For the full list of output formats and options (screenshots, sanitization, selectors, storage state), see the [Fetch outputs documentation](/web/fetch#outputs).

***

## Output Controls

Control what gets extracted from each crawled page. These work the same as [Fetch output controls](/web/fetch#output-controls):

| Field                      | Type       | Default  | Description                                                |
| -------------------------- | ---------- | -------- | ---------------------------------------------------------- |
| `outputs.sanitize`         | `string`   | `"none"` | Sanitize mode: `"none"`, `"basic"`, or `"advanced"`        |
| `outputs.includeSelectors` | `string[]` | `[]`     | CSS selectors to include (only matching elements returned) |
| `outputs.excludeSelectors` | `string[]` | `[]`     | CSS selectors to exclude from output                       |
| `outputs.storageState`     | `object`   | —        | Pre-seed localStorage/sessionStorage before fetching       |

***

## Browser & Stealth

Configure how the cloud browser runs.
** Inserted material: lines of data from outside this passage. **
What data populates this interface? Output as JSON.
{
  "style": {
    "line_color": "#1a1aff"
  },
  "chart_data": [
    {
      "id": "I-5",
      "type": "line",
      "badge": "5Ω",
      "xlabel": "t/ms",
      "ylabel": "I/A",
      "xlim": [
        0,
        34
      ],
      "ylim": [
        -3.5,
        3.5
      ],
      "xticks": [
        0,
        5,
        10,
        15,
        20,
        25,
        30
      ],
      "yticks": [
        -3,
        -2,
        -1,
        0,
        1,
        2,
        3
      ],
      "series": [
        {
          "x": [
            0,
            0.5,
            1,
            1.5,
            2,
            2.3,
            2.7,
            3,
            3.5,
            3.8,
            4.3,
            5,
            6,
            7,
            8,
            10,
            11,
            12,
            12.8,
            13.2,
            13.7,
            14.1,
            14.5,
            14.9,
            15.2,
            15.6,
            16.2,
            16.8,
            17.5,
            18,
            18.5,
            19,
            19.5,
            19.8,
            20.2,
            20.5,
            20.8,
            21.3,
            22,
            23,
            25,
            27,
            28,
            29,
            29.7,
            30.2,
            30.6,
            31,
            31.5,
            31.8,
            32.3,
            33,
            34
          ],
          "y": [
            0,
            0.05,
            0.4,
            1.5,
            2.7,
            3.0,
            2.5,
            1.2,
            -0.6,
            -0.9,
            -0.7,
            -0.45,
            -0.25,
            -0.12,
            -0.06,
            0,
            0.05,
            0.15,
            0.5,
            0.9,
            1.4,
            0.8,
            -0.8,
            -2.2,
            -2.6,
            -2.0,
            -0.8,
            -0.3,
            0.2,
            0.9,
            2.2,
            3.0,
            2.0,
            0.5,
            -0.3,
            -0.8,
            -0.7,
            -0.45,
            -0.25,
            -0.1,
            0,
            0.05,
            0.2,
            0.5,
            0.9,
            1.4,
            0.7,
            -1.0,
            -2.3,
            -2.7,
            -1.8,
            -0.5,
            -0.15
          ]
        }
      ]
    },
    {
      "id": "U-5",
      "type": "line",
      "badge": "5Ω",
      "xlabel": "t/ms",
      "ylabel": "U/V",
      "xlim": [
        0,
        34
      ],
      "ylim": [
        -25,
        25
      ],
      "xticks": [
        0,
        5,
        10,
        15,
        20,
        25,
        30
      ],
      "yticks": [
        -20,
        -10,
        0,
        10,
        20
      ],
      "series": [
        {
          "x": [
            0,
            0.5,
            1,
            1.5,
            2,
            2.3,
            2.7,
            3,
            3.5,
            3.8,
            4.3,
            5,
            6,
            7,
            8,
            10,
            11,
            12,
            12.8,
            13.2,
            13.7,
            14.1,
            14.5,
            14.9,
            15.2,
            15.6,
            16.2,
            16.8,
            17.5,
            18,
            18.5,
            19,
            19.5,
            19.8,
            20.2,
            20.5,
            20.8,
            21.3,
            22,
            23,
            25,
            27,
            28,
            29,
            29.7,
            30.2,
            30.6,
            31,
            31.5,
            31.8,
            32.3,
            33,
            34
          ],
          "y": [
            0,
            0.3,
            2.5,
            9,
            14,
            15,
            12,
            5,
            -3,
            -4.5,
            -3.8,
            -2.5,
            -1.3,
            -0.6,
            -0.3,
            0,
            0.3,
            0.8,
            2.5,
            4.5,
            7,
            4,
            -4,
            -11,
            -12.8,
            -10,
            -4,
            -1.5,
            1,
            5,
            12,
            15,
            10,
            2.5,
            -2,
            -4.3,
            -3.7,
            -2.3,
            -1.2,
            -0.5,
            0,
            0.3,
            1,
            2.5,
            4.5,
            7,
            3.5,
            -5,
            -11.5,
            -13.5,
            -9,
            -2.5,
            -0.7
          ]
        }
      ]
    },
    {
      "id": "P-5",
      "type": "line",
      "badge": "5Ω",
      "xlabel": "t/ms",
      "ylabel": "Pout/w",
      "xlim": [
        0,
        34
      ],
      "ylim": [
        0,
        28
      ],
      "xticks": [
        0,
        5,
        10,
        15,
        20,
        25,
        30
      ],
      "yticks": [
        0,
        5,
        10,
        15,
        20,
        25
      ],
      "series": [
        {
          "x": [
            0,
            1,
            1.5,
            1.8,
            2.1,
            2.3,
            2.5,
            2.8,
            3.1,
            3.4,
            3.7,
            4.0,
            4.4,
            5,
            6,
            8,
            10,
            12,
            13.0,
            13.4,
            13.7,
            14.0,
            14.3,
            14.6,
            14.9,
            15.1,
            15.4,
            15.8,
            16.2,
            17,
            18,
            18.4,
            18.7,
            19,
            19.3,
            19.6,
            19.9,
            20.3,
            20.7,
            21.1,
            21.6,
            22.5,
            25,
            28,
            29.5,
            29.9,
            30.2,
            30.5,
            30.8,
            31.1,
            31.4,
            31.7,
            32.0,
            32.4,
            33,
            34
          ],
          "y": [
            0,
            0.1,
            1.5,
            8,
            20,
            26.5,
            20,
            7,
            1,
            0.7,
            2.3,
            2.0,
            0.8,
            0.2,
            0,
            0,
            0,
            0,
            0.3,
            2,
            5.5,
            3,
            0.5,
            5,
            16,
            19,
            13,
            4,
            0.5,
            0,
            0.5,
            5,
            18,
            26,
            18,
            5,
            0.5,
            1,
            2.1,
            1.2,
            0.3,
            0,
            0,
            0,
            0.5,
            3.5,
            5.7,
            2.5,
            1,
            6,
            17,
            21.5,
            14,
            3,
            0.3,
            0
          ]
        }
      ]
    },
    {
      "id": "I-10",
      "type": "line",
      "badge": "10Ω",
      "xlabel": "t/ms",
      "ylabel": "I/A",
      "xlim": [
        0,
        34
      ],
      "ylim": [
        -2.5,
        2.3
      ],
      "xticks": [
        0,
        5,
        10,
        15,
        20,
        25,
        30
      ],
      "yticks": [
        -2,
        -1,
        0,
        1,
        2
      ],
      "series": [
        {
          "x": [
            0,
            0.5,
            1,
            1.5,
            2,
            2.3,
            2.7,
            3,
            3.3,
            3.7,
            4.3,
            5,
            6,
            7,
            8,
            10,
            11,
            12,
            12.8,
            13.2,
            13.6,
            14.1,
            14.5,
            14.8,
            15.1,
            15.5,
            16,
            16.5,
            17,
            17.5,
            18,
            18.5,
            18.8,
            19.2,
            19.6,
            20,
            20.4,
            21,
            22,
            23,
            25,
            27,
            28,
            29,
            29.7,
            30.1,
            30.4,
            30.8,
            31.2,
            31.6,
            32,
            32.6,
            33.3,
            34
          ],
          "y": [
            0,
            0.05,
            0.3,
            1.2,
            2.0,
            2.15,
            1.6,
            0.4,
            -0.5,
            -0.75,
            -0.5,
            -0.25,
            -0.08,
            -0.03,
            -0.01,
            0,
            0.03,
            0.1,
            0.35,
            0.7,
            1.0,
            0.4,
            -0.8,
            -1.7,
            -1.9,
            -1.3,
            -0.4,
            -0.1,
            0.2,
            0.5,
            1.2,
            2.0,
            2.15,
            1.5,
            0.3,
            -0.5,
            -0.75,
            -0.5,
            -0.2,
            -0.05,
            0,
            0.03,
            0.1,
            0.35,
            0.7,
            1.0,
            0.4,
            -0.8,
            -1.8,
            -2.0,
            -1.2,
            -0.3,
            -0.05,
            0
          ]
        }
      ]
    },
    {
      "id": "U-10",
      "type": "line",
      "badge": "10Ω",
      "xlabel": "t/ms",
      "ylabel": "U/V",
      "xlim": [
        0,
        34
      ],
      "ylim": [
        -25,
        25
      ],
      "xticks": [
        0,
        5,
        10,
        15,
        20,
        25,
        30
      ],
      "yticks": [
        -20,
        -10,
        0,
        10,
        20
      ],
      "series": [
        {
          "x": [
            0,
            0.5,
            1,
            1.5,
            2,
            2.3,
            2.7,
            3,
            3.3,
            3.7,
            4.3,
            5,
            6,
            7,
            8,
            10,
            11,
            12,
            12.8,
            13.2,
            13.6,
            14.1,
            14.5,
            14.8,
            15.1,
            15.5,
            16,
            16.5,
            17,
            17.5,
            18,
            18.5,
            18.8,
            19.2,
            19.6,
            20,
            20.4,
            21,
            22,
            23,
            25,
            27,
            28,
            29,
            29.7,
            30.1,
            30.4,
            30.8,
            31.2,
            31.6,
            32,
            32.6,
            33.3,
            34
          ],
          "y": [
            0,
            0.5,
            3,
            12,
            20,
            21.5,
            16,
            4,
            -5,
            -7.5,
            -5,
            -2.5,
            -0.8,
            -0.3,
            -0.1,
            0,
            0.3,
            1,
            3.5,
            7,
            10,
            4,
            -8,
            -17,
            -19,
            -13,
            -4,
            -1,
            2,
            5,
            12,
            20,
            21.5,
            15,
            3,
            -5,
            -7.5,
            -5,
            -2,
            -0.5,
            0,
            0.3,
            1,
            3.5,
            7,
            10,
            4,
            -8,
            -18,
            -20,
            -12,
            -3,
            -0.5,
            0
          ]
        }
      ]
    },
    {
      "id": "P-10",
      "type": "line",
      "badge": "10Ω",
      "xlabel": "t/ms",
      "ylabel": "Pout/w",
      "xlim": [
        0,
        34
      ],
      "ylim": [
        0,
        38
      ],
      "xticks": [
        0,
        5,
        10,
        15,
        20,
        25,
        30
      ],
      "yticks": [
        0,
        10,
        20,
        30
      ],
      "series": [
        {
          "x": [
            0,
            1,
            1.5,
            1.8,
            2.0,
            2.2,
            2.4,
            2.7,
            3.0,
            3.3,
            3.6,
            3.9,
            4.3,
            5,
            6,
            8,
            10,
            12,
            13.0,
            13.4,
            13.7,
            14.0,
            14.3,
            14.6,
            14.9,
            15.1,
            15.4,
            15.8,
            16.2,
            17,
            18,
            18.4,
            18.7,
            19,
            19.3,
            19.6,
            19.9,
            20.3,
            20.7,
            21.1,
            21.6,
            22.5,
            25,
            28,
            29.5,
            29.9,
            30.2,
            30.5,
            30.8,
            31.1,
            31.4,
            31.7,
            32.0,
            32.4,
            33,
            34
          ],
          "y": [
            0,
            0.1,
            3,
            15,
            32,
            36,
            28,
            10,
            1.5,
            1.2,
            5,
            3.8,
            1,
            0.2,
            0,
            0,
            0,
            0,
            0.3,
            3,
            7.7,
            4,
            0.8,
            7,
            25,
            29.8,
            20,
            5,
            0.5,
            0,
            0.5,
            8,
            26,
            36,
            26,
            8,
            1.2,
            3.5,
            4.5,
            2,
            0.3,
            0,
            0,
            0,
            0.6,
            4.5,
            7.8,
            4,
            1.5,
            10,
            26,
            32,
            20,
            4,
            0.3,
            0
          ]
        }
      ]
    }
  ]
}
These options apply to all pages in the crawl:

| Field                   | Type      | Default                        | Description                                                                                      |
| ----------------------- | --------- | ------------------------------ | ------------------------------------------------------------------------------------------------ |
| `stealth`               | `string`  | `"auto"`                       | Stealth mode: `"none"`, `"auto"`, or `"ultra"`                                                   |
| `browser.profileId`     | `string`  | —                              | Reuse an existing browser profile                                                                |
| `browser.solveCaptchas` | `boolean` | `false`                        | Enable CAPTCHA solving                                                                           |
| `browser.screen`        | `object`  | `{ width: 1280, height: 720 }` | Set viewport dimensions (`width`, `height`)                                                      |
| `browser.location`      | `object`  | —                              | Localize via proxy location (`country`, `state`, `city`). If set, proxy is enabled automatically |

## Navigation Controls

Control page load behavior and timing for each crawled page:

| Field                  | Type     | Default              | Description                                                                         |
| ---------------------- | -------- | -------------------- | ----------------------------------------------------------------------------------- |
| `navigation.waitUntil` | `string` | `"domcontentloaded"` | Load condition: `"load"`, `"domcontentloaded"`, or `"networkidle"`                  |
| `navigation.waitFor`   | `number` | `0`                  | Milliseconds to wait after navigation completes before collecting outputs (0–30000) |
| `navigation.timeoutMs` | `number` | `30000`              | Max time (ms) to wait for navigation (1–60000)                                      |

## Cache Controls

Control caching behavior for crawl results:

| Field                 | Type     | Default | Description                                                                                         |
| --------------------- | -------- | ------- | --------------------------------------------------------------------------------------------------- |
| `cache.maxAgeSeconds` | `number` | —       | Cache control—cached results older than this are treated as stale. Set to `0` to bypass cache reads |

***

## Pagination

Crawl results are returned in batches. You can control pagination when retrieving results:

| Parameter   | Type     | Default | Description                      |
| ----------- | -------- | ------- | -------------------------------- |
| `page`      | `number` | `0`     | Page batch index to retrieve     |
| `batchSize` | `number` | `10`    | Number of page results per batch |

The response includes pagination metadata:

| Field              | Description                     |
| ------------------ | ------------------------------- |
| `totalPages`       | Total number of crawled pages   |
| `totalPageBatches` | Total number of result batches  |
| `currentPageBatch` | Current batch index             |
| `batchSize`        | Number of results in each batch |

<Info>
  When using `startAndWait` / `start_and_wait` with `returnAllPages` set to `true` (the default), the SDK automatically fetches all paginated results and combines them into a single response.
</Info>